It seemed like a great idea: a clothing line called “Jesus Surfed”. Whether or not Jesus ever surfed was not important to Michael Julius Anton. The name was catchy and unique, so he thought.
Anton wanted to register the name Jesus Surfed as a trademark in the US, but noticed he was beaten to it. An Italian jeans maker already registered the word “Jesus” as a trademark in 2007. The owner of Jesus Jeans has been defending its trademark vigorously ever since.
After suing “Jesus First”, “Sweet Jesus” and “Jesus Couture”, “Jesus Surfed” was next.
The trademark attorneys for Jesus Jeans merely state their client is trying to protect their brand value: “If somebody—small church or even a big church—wants to use ‘Jesus’ for printing a few T-shirts, we don’t care. But when companies like Mr. Anton’s seek to commercialize their products, that’s a concern”.
This US case comes at a time where the trademark ALLAH has been refused in the Benelux. The trademark was applied for, amongst others, clothing. The Benelux Trademarks Office did, however, refuse the mark based on the fact that it lacked distinctiveness. Remarkably enough, the Trademark Office did not refuse the mark based on moral grounds, which they could have.
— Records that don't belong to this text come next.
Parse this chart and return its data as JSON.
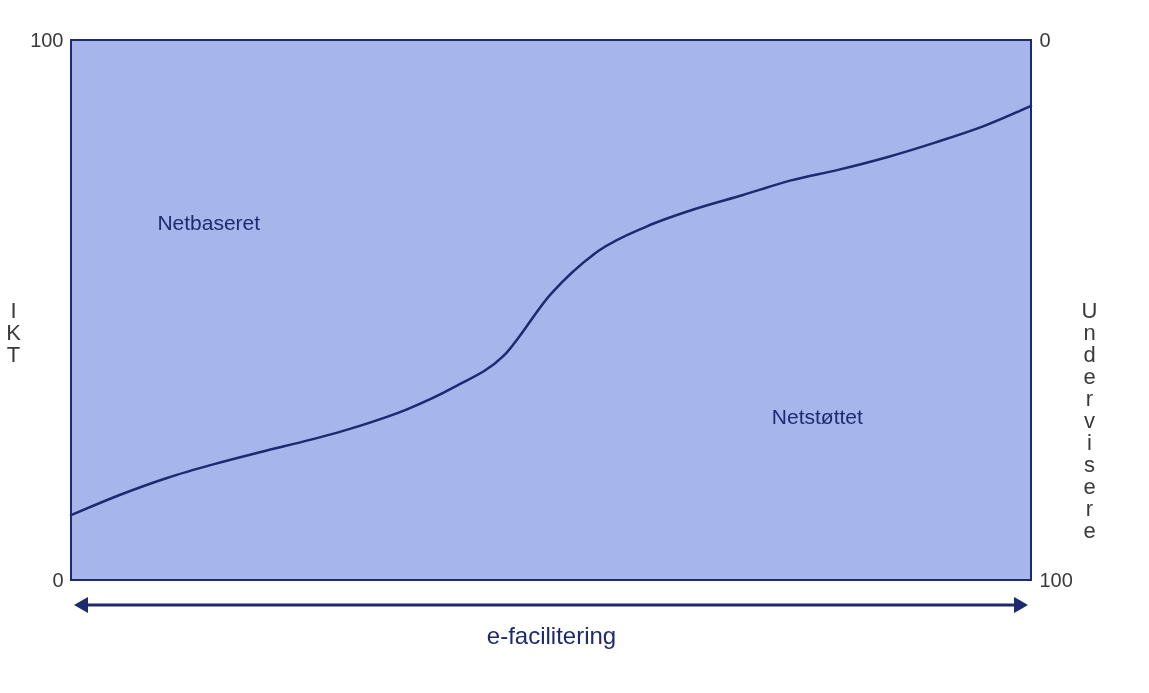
{
  "chart_data": {
    "type": "line",
    "xlabel": "e-facilitering",
    "ylabel": "IKT",
    "y2label": "Undervisere",
    "categories": [
      null,
      null,
      null,
      null,
      null,
      null,
      null,
      null,
      null,
      null,
      null,
      null,
      null,
      null,
      null,
      null,
      null,
      null,
      null,
      null,
      null
    ],
    "series": [
      {
        "color": "#1e2a6e",
        "values": [
          12,
          15.7,
          18.9,
          21.5,
          23.8,
          26,
          28.5,
          31.6,
          35.8,
          41.4,
          53,
          61,
          65.5,
          68.7,
          71.3,
          74,
          76,
          78.3,
          81,
          84,
          87.8
        ]
      }
    ],
    "ylim": [
      0,
      100
    ],
    "yticks": [
      0,
      100
    ],
    "y2lim": [
      100,
      0
    ],
    "y2ticks": [
      100,
      0
    ],
    "tick_labels": "y",
    "grid": false,
    "marker": "none",
    "line_style": "solid",
    "annotations": [
      "Netbaseret",
      "Netstøttet"
    ]
  }
}
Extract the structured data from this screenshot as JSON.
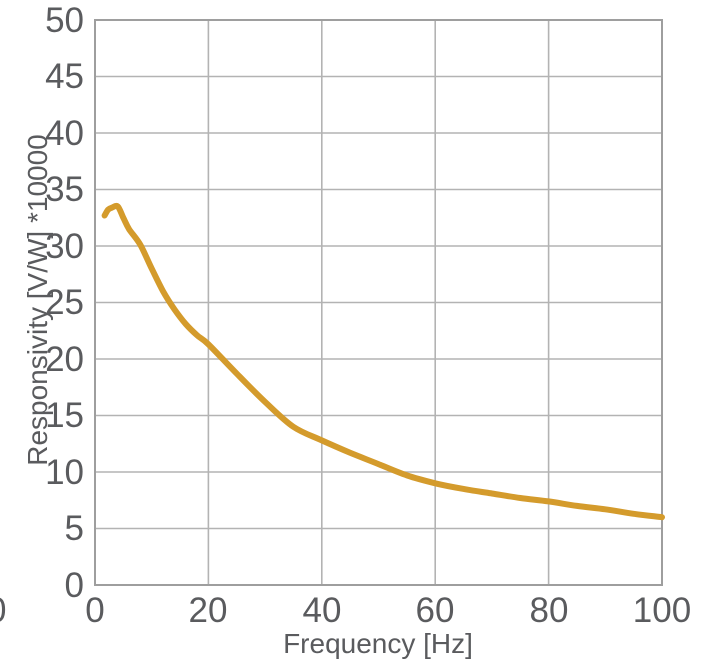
{
  "chart_data": {
    "type": "line",
    "title": "",
    "xlabel": "Frequency [Hz]",
    "ylabel": "Responsivity [V/W] *10000",
    "xlim": [
      0,
      100
    ],
    "ylim": [
      0,
      50
    ],
    "x_ticks": [
      0,
      20,
      40,
      60,
      80,
      100
    ],
    "y_ticks": [
      0,
      5,
      10,
      15,
      20,
      25,
      30,
      35,
      40,
      45,
      50
    ],
    "grid": true,
    "legend": "none",
    "series": [
      {
        "name": "Responsivity",
        "color": "#D49B2C",
        "x": [
          1.7,
          2.3,
          3,
          4,
          5,
          6,
          8,
          10,
          12,
          14,
          16,
          18,
          20,
          25,
          30,
          35,
          40,
          45,
          50,
          55,
          60,
          65,
          70,
          75,
          80,
          85,
          90,
          95,
          100
        ],
        "y": [
          32.7,
          33.2,
          33.4,
          33.5,
          32.5,
          31.5,
          30.1,
          28.0,
          26.0,
          24.4,
          23.1,
          22.1,
          21.3,
          18.7,
          16.2,
          14.0,
          12.8,
          11.7,
          10.7,
          9.7,
          9.0,
          8.5,
          8.1,
          7.7,
          7.4,
          7.0,
          6.7,
          6.3,
          6.0
        ]
      }
    ]
  },
  "decorations": {
    "clipped_left_char": "0"
  },
  "colors": {
    "line": "#D49B2C",
    "grid": "#b3b3b3",
    "axis_box": "#9e9e9e",
    "text": "#5a5b5e",
    "background": "#ffffff"
  }
}
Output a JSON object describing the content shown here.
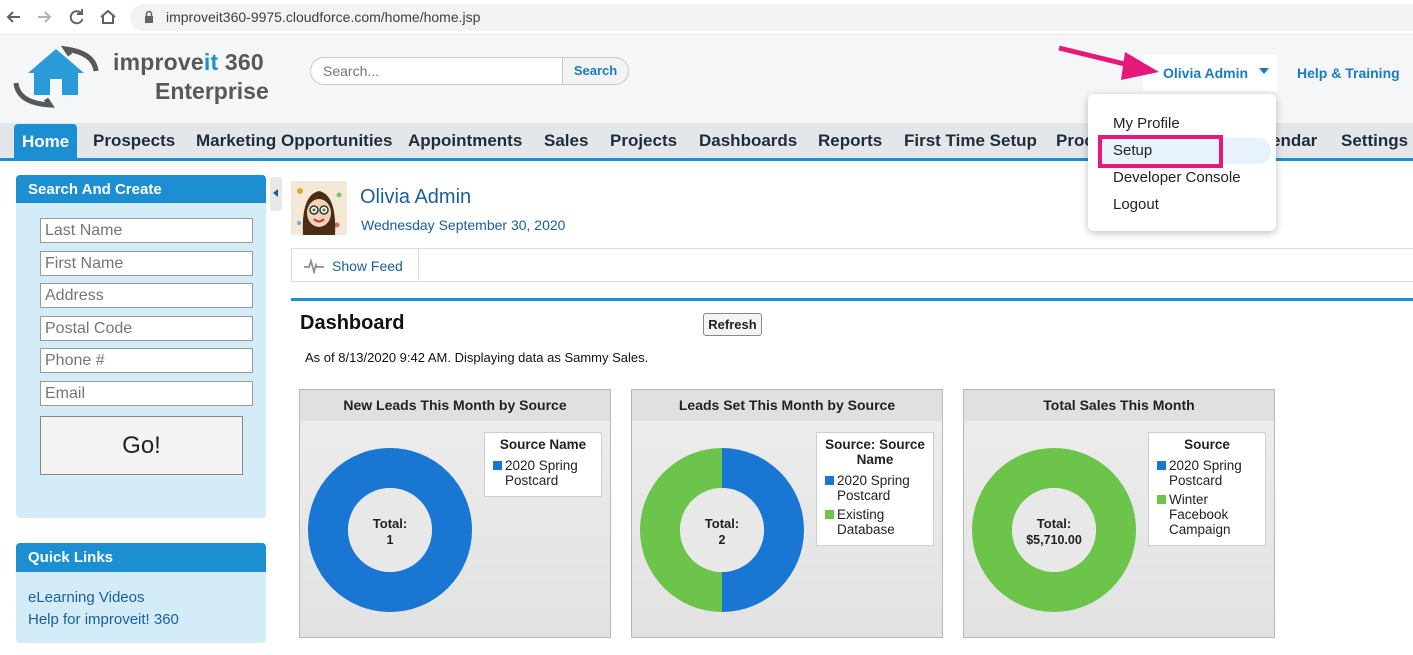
{
  "browser": {
    "url": "improveit360-9975.cloudforce.com/home/home.jsp",
    "icons": [
      "back-arrow-icon",
      "forward-arrow-icon",
      "reload-icon",
      "home-icon",
      "lock-icon"
    ]
  },
  "header": {
    "logo_line1_prefix": "improve",
    "logo_line1_it": "it",
    "logo_line1_suffix": " 360",
    "logo_line2": "Enterprise",
    "search_placeholder": "Search...",
    "search_button": "Search",
    "user_name": "Olivia Admin",
    "help_link": "Help & Training"
  },
  "tabs": [
    {
      "label": "Home",
      "active": true
    },
    {
      "label": "Prospects"
    },
    {
      "label": "Marketing Opportunities"
    },
    {
      "label": "Appointments"
    },
    {
      "label": "Sales"
    },
    {
      "label": "Projects"
    },
    {
      "label": "Dashboards"
    },
    {
      "label": "Reports"
    },
    {
      "label": "First Time Setup"
    },
    {
      "label": "Proc"
    },
    {
      "label": "endar"
    },
    {
      "label": "Settings"
    }
  ],
  "user_menu": {
    "items": [
      "My Profile",
      "Setup",
      "Developer Console",
      "Logout"
    ],
    "highlighted": "Setup"
  },
  "sidebar": {
    "search_title": "Search And Create",
    "fields": [
      {
        "placeholder": "Last Name"
      },
      {
        "placeholder": "First Name"
      },
      {
        "placeholder": "Address"
      },
      {
        "placeholder": "Postal Code"
      },
      {
        "placeholder": "Phone #"
      },
      {
        "placeholder": "Email"
      }
    ],
    "go_button": "Go!",
    "quick_links_title": "Quick Links",
    "quick_links": [
      "eLearning Videos",
      "Help for improveit! 360"
    ]
  },
  "profile": {
    "name": "Olivia Admin",
    "date": "Wednesday September 30, 2020",
    "show_feed": "Show Feed"
  },
  "dashboard": {
    "title": "Dashboard",
    "refresh": "Refresh",
    "as_of": "As of 8/13/2020 9:42 AM. Displaying data as Sammy Sales."
  },
  "colors": {
    "accent": "#1b8fd1",
    "blue_slice": "#1976d2",
    "green_slice": "#6cc44a",
    "highlight_box": "#e6197a"
  },
  "chart_data": [
    {
      "type": "pie",
      "title": "New Leads This Month by Source",
      "legend_title": "Source Name",
      "center_label": "Total:",
      "center_value": "1",
      "series": [
        {
          "name": "2020 Spring Postcard",
          "value": 1,
          "color": "#1976d2"
        }
      ]
    },
    {
      "type": "pie",
      "title": "Leads Set This Month by Source",
      "legend_title": "Source: Source Name",
      "center_label": "Total:",
      "center_value": "2",
      "series": [
        {
          "name": "2020 Spring Postcard",
          "value": 1,
          "color": "#1976d2"
        },
        {
          "name": "Existing Database",
          "value": 1,
          "color": "#6cc44a"
        }
      ]
    },
    {
      "type": "pie",
      "title": "Total Sales This Month",
      "legend_title": "Source",
      "center_label": "Total:",
      "center_value": "$5,710.00",
      "series": [
        {
          "name": "2020 Spring Postcard",
          "value": 0,
          "color": "#1976d2"
        },
        {
          "name": "Winter Facebook Campaign",
          "value": 5710,
          "color": "#6cc44a"
        }
      ]
    }
  ]
}
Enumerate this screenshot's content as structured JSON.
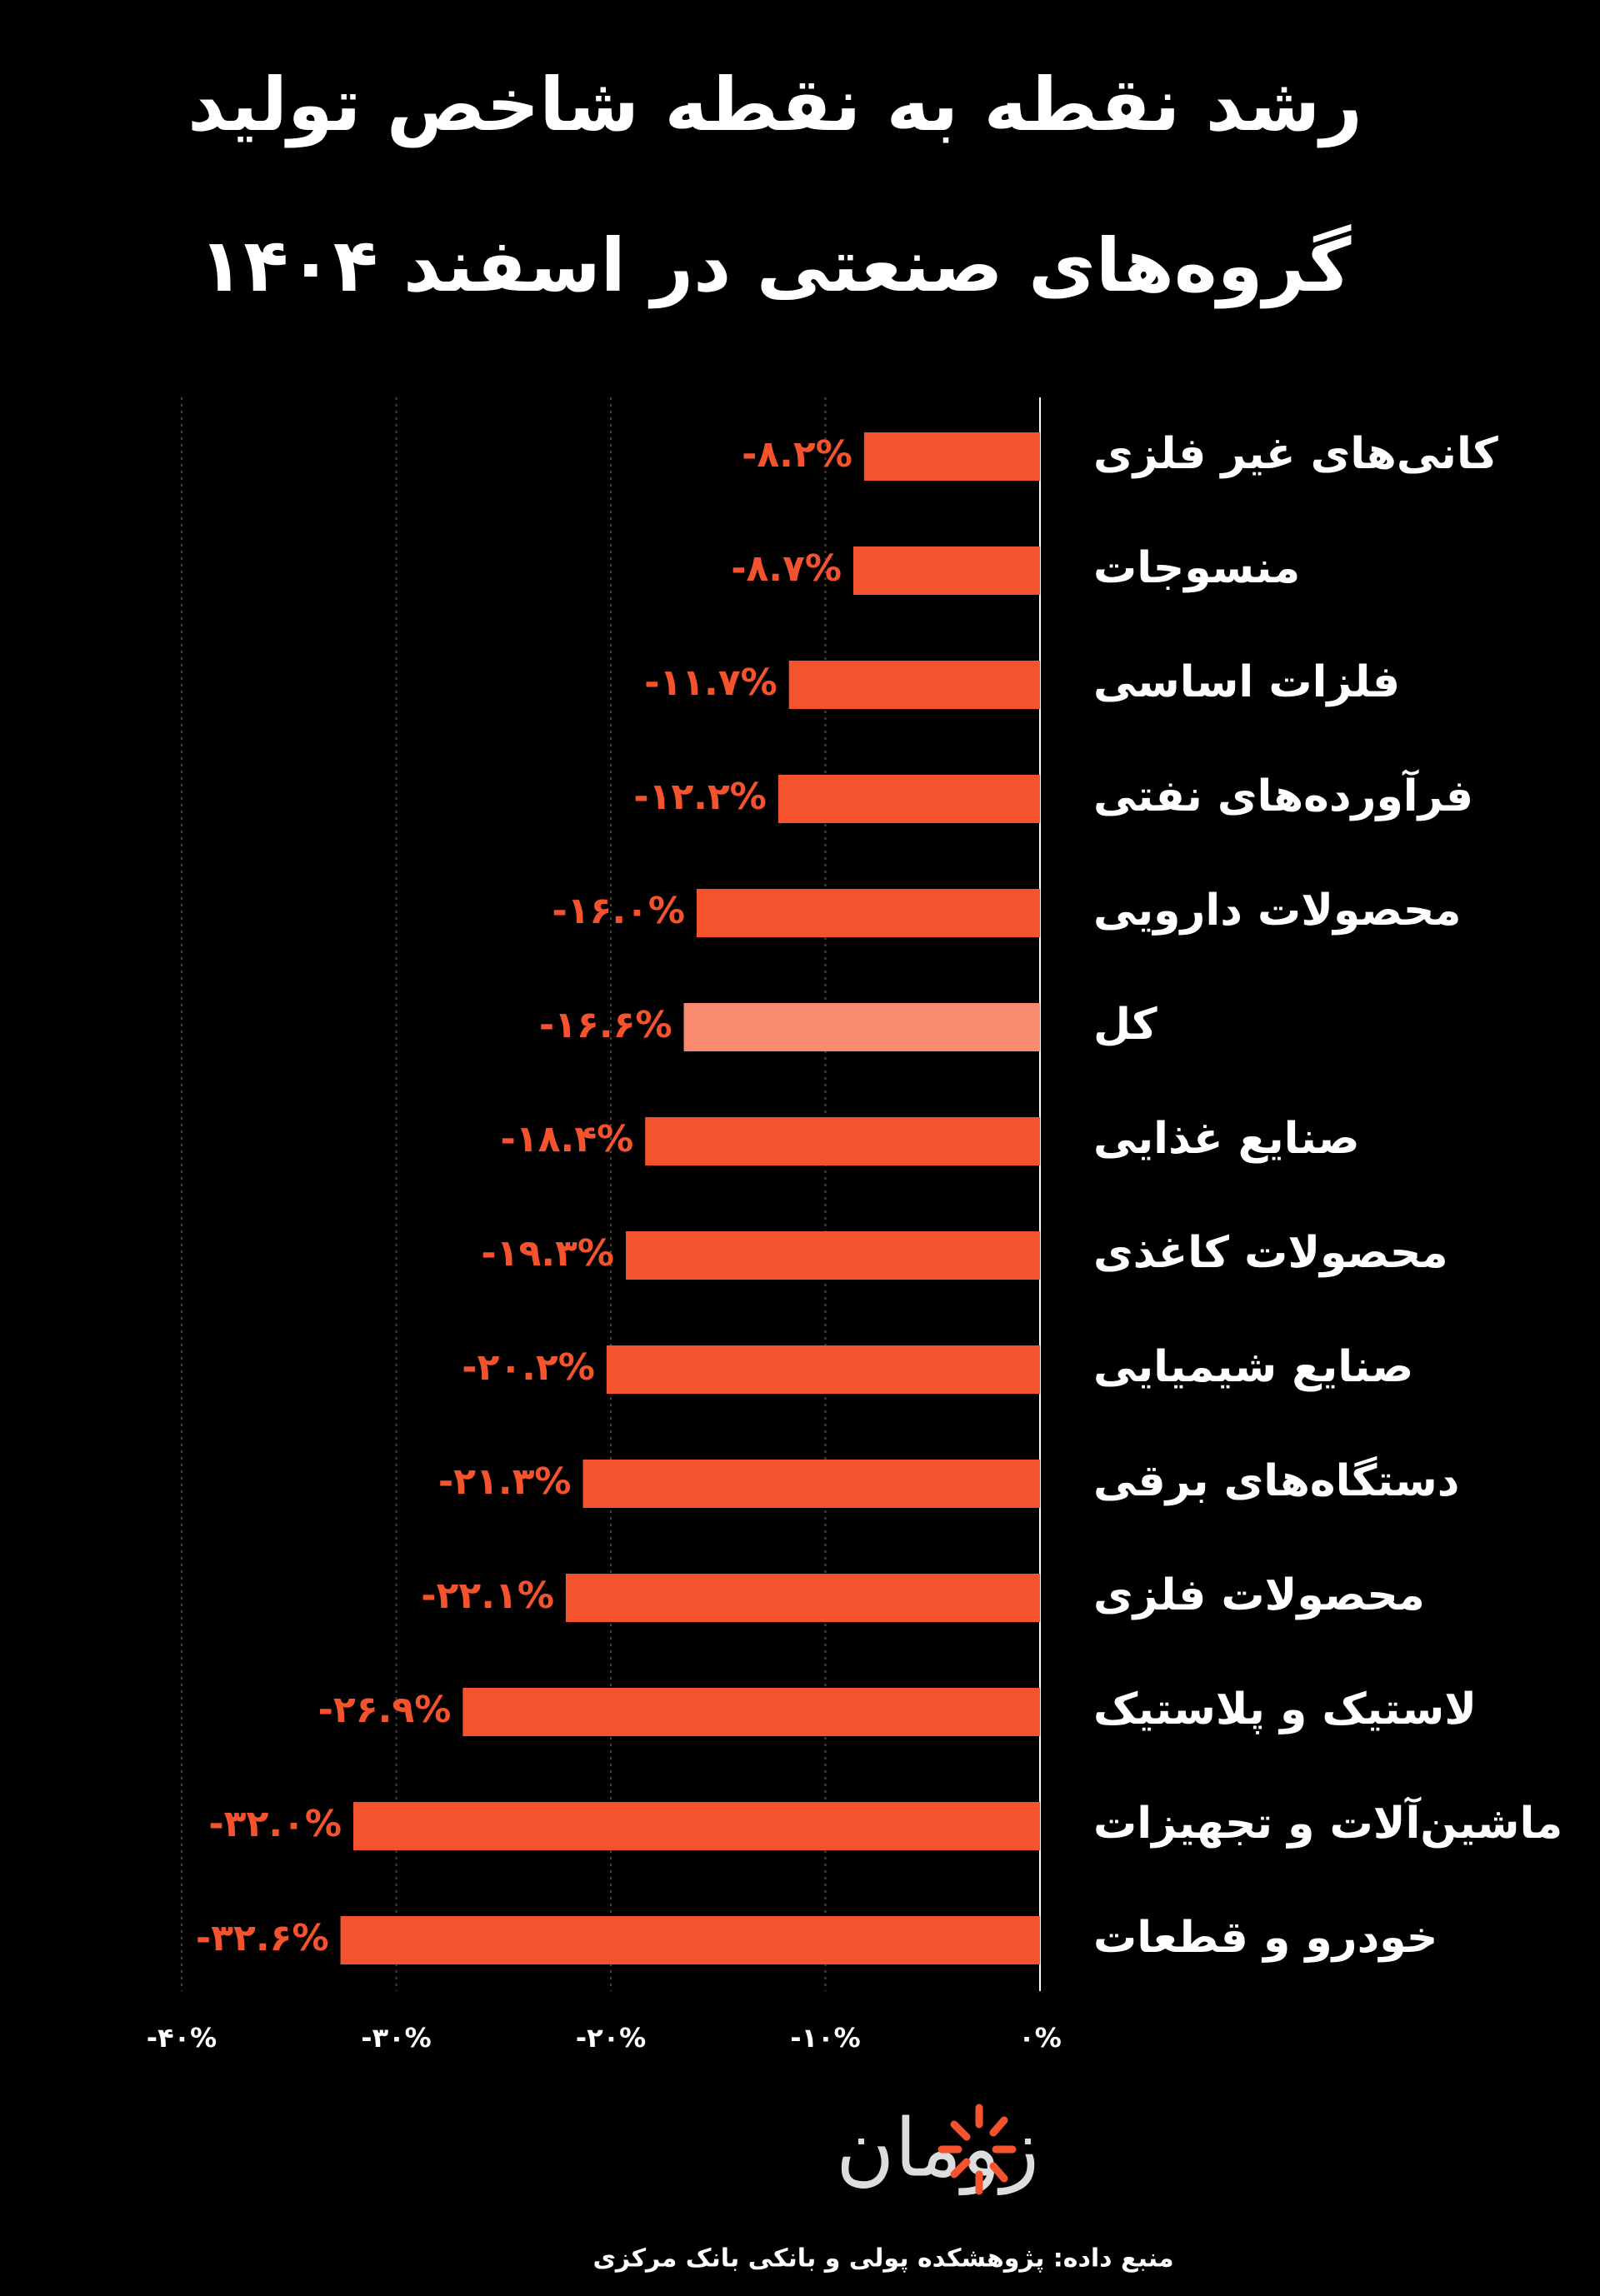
{
  "chart_data": {
    "type": "barh",
    "title": [
      "رشد نقطه به نقطه شاخص تولید",
      "گروه‌های صنعتی در اسفند ۱۴۰۴"
    ],
    "categories": [
      "کانی‌های غیر فلزی",
      "منسوجات",
      "فلزات اساسی",
      "فرآورده‌های نفتی",
      "محصولات دارویی",
      "کل",
      "صنایع غذایی",
      "محصولات کاغذی",
      "صنایع شیمیایی",
      "دستگاه‌های برقی",
      "محصولات فلزی",
      "لاستیک و پلاستیک",
      "ماشین‌آلات و تجهیزات",
      "خودرو و قطعات"
    ],
    "values": [
      -8.2,
      -8.7,
      -11.7,
      -12.2,
      -16.0,
      -16.6,
      -18.4,
      -19.3,
      -20.2,
      -21.3,
      -22.1,
      -26.9,
      -32.0,
      -32.6
    ],
    "value_labels": [
      "-۸.۲%",
      "-۸.۷%",
      "-۱۱.۷%",
      "-۱۲.۲%",
      "-۱۶.۰%",
      "-۱۶.۶%",
      "-۱۸.۴%",
      "-۱۹.۳%",
      "-۲۰.۲%",
      "-۲۱.۳%",
      "-۲۲.۱%",
      "-۲۶.۹%",
      "-۳۲.۰%",
      "-۳۲.۶%"
    ],
    "colors": [
      "#f4532d",
      "#f4532d",
      "#f4532d",
      "#f4532d",
      "#f4532d",
      "#f98a6f",
      "#f4532d",
      "#f4532d",
      "#f4532d",
      "#f4532d",
      "#f4532d",
      "#f4532d",
      "#f4532d",
      "#f4532d"
    ],
    "xlim": [
      -40,
      0
    ],
    "xticks": [
      {
        "value": -40,
        "label": "-۴۰%"
      },
      {
        "value": -30,
        "label": "-۳۰%"
      },
      {
        "value": -20,
        "label": "-۲۰%"
      },
      {
        "value": -10,
        "label": "-۱۰%"
      },
      {
        "value": 0,
        "label": "۰%"
      }
    ],
    "grid": true,
    "logo": "زومان",
    "source": "منبع داده: پژوهشکده پولی و بانکی بانک مرکزی"
  }
}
It is disputable whether “Jesus” can be a trademark or not. Why not? If a generic term like “Apple” can be a trademark, why can’t “Jesus”?
It remains an interesting question: from a legal point of view (MarkMatters.com is of the opinion that a word like “Jesus” can be claimed as a trademark in certain circumstances), as well as from a general point of view. Should a name like “Jesus” be kept free from any and all commercial exploitation? If so, then what about trademarks like Shiva (the Indian goddess) or The Buddah Bar?
Discussion on this topic can have biblical proportions, so let’s have your comments!